Who Is Dayani Cristal? (5/8) is a very stylish, often moving but somewhat disjointed look at the plight of undocumented South- and Central-American immigrants to America as they attempt to illegally cross into southwestern border states. Produced by Gael García Bernal – who appears throughout the film in what are either dramatic vignettes or actual footage of him tagging along with a group of immigrants (it’s never clear) – the film revolves around the discovery of an anonymous male body in the middle of the Arizona desert, and the subsequent investigation into his identity. (The film’s title refers to the body’s only defining mark – a chest tattoo reading “Dayani Cristal.”) The film jumps back and forth in time, and it was a bit hard to follow the chronology. For example, the victim’s family is interviewed before the body is actually identified… which is a device that should have worked better. And Bernal’s presence in the film is distracting. A wealthy Hollywood actor pretending to be a poor migrant worker feels a little cheap and gimmicky.

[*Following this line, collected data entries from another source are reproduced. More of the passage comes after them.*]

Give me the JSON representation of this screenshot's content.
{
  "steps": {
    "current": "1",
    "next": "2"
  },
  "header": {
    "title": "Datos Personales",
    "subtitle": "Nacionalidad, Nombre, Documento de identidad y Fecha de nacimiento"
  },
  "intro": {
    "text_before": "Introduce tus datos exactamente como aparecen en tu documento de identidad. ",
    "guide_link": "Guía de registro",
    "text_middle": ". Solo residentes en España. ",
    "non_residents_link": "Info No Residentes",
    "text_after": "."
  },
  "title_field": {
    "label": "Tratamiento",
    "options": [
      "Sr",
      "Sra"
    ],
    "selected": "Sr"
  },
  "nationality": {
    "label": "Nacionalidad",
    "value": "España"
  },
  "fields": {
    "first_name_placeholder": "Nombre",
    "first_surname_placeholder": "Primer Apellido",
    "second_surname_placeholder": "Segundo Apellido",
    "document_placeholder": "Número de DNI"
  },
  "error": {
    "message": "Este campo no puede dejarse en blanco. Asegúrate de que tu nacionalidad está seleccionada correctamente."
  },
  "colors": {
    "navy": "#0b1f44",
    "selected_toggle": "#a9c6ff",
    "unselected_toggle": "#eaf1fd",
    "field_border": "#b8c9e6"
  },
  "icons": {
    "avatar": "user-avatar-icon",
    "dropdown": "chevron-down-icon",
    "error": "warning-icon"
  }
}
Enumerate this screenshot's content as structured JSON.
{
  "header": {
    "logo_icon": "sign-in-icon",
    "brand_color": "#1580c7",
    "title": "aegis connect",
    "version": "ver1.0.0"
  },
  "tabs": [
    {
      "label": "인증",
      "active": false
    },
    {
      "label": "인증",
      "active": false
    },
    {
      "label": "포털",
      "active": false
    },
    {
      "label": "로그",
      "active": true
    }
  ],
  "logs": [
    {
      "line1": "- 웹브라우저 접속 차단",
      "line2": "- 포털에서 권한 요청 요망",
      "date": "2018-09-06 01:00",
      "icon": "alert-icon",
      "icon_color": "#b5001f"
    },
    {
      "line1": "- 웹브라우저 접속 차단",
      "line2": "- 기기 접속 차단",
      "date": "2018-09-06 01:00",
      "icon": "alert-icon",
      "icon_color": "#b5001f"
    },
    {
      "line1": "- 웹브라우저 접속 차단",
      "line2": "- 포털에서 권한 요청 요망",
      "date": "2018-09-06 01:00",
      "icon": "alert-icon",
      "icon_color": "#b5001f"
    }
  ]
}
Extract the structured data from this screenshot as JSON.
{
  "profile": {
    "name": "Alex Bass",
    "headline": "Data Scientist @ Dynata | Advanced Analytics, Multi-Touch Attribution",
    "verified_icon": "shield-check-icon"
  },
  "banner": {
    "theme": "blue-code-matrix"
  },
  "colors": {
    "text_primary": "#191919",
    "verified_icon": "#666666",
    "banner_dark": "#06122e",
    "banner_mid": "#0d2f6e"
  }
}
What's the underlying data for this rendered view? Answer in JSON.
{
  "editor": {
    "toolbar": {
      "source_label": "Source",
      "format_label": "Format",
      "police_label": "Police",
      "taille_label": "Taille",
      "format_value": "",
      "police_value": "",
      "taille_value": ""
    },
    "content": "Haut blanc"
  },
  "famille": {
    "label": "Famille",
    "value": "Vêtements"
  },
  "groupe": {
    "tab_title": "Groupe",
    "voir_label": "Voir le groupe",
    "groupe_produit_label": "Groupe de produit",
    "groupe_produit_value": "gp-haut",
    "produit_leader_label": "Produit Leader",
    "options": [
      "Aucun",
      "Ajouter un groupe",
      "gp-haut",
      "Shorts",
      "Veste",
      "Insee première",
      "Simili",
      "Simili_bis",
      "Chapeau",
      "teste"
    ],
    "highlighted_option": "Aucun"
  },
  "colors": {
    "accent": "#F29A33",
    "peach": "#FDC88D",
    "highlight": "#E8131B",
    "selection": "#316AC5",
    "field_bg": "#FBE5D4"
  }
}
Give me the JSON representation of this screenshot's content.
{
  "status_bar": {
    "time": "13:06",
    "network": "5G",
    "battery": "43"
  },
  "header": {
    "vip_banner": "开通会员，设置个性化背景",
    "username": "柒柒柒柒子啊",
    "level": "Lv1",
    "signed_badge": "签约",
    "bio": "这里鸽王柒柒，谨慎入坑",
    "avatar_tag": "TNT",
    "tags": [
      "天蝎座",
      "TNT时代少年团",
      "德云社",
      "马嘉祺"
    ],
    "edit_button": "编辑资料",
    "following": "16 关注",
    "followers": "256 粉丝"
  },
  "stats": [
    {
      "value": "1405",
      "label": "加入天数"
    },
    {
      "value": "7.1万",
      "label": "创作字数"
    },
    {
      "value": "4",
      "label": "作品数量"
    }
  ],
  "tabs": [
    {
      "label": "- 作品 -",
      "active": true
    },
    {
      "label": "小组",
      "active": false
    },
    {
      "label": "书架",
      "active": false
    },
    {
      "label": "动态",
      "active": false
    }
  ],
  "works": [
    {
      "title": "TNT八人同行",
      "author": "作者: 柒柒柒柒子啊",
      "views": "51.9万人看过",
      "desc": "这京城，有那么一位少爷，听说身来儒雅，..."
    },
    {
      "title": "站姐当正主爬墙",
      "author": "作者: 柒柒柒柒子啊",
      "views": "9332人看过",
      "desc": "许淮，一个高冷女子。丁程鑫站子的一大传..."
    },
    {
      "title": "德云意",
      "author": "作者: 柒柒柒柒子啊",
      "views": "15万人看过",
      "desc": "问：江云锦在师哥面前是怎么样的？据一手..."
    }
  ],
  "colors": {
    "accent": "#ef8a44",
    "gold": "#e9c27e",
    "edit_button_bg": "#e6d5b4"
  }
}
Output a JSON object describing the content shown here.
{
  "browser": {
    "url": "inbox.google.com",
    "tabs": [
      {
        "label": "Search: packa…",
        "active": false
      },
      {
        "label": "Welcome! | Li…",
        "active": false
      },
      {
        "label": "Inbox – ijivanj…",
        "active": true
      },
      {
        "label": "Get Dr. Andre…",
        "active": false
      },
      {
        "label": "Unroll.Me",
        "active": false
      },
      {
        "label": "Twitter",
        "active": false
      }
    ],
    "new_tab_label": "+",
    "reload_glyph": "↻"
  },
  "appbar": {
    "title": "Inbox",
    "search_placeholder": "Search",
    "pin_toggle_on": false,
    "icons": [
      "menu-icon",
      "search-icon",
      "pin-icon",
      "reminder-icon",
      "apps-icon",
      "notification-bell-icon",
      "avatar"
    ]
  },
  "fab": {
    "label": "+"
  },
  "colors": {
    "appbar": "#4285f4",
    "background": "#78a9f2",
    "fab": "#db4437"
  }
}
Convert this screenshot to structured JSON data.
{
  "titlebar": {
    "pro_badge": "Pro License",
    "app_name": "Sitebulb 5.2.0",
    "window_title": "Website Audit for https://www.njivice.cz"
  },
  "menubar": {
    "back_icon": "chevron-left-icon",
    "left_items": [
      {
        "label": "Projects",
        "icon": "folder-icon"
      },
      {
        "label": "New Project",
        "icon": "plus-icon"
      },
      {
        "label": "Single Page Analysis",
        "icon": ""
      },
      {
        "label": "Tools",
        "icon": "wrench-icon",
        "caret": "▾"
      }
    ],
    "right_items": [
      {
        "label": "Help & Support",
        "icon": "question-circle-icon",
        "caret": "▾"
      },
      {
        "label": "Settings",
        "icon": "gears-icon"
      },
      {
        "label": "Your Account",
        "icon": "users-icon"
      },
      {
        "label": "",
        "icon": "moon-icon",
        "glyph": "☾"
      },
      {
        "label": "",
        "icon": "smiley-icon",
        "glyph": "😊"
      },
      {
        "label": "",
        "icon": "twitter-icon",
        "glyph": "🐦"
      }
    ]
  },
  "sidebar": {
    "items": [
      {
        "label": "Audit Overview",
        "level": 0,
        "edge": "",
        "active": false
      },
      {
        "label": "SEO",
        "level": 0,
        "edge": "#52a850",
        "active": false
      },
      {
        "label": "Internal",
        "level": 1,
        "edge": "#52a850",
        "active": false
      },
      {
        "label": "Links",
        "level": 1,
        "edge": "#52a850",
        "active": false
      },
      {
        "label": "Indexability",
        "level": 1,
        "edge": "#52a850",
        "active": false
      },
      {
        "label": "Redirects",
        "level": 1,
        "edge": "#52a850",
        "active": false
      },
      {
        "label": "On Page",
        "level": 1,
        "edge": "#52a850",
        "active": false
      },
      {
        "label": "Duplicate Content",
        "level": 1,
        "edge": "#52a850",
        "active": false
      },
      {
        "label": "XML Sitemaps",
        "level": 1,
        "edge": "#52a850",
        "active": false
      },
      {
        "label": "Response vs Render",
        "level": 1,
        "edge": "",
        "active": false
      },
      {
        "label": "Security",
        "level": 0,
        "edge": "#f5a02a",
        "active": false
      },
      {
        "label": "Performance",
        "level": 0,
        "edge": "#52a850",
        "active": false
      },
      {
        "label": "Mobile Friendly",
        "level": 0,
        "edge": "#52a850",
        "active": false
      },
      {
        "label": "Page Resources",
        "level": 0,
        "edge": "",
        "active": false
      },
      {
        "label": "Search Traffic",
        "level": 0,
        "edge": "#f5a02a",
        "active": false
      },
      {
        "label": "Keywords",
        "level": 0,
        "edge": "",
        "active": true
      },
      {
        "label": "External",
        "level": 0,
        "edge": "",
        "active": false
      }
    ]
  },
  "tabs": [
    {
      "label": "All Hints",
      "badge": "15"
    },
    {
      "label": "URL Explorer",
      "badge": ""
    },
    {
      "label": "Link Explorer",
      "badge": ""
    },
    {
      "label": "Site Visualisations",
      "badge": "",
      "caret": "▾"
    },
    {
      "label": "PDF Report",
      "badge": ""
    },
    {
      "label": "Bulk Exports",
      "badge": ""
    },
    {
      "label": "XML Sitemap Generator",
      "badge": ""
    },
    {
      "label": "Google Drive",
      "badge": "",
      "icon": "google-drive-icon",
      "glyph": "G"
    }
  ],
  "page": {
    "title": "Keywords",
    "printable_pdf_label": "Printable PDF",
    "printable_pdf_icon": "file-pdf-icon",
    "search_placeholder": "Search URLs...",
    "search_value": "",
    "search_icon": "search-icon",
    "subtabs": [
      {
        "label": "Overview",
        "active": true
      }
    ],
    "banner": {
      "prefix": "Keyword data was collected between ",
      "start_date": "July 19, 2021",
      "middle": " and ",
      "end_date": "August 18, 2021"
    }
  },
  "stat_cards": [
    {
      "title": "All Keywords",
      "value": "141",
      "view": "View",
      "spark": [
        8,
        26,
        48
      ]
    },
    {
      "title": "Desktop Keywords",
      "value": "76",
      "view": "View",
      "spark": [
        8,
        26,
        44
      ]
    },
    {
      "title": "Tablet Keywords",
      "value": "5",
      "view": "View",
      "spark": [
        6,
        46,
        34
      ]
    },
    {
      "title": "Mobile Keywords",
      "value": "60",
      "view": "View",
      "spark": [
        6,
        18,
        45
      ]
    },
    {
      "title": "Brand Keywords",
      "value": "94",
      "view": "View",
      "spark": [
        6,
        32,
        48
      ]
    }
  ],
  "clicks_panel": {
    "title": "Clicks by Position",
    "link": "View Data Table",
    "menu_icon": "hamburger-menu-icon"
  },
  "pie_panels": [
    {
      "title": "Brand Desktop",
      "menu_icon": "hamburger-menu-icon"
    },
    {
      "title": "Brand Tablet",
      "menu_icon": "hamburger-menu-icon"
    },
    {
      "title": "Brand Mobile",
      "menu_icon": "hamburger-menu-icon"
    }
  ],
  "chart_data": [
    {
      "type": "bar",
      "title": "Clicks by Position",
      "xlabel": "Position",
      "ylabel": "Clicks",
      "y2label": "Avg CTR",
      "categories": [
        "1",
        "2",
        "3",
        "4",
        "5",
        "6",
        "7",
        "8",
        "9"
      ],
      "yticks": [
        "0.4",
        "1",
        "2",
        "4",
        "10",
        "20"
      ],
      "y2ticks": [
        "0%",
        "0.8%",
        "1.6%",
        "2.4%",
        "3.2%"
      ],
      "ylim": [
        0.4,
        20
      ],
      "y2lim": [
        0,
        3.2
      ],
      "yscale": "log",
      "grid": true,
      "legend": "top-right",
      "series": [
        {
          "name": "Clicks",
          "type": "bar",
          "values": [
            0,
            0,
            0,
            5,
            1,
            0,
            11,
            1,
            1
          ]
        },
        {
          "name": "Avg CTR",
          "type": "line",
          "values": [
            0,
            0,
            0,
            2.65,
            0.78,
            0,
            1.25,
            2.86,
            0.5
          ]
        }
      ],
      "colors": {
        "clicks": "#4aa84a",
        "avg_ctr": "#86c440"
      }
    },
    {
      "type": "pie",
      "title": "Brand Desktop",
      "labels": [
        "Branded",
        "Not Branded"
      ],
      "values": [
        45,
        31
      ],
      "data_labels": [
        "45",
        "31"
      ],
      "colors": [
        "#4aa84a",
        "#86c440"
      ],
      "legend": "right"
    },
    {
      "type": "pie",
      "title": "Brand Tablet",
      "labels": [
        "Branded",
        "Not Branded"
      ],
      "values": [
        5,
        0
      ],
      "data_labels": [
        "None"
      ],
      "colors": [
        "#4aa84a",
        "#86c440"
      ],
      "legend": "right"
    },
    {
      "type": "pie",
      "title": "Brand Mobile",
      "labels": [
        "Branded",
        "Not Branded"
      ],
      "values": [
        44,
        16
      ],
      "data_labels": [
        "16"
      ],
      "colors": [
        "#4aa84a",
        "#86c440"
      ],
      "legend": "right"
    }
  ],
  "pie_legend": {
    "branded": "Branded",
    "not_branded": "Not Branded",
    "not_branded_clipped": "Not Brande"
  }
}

Much to my surprise, Anita (4/8), a documentary about Anita Hill, is fairly dull. Director Freida Mock pads the film with a great deal of footage from the notorious sexual-harassment trial that made the reserved, soft-spoken Hill a household name, but doesn’t really paint a compelling or engaging portrait of the woman at the center of the media maelstrom… which, I suppose, is sort of fitting giving Hill’s very clear desire not to be in the public eye. That, in turn, begs the question: why train a lens on someone who wants to be out of the spotlight? The film examines the events of 1991: the trial inside the courtroom and the one Hill endured – from the public, the government and the press – outside its doors, and how one woman’s public persecution led to a greater awareness of sexual harassment in the workplace. But the pacing is slow and the material feels more regurgitated than new or revealing, resulting in a somewhat flat, subdued documentary.
At the other end of the energy spectrum is Downloaded (7/8), the spirited story of Napster co-founder Shawn Fanning and the birth of his notorious file-sharing website. Fascinating from both a business and a technology standpoint – Fanning and partner Sean Parker were groundbreaking digital innovators, who had investors eagerly handing over tens of millions of dollars… to be a part of what was essentially a company operating with an illegal business model – the film is lively, colorful and unexpectedly gripping. Director Alex Winter (yes, the guy who played “Bill” to Keanu Reeves’ “Ted”) crafts a sharp and even- handed documentary that neither glorifies nor condemns the then-teenagers at the center of its action. Both sides of the downloading argument (from pajama-clad college students to an irate Dr. Dre) are given equal weight, and the film is wonderfully well-rounded.
2 Comments
I like Bernal, so I am sorry his film was not better. Let’s just hope that Hill is writing her memoir so that when she dies, we will know all.
“Dayani” is not a bad film, just not great.
Line buzz on “Anita” was, from what I heard, lukewarm across the board. Apparently, the post-screening Q&A with Anita Hill and the film’s director was likewise meh. (Again, from what I heard in line from those who were present.)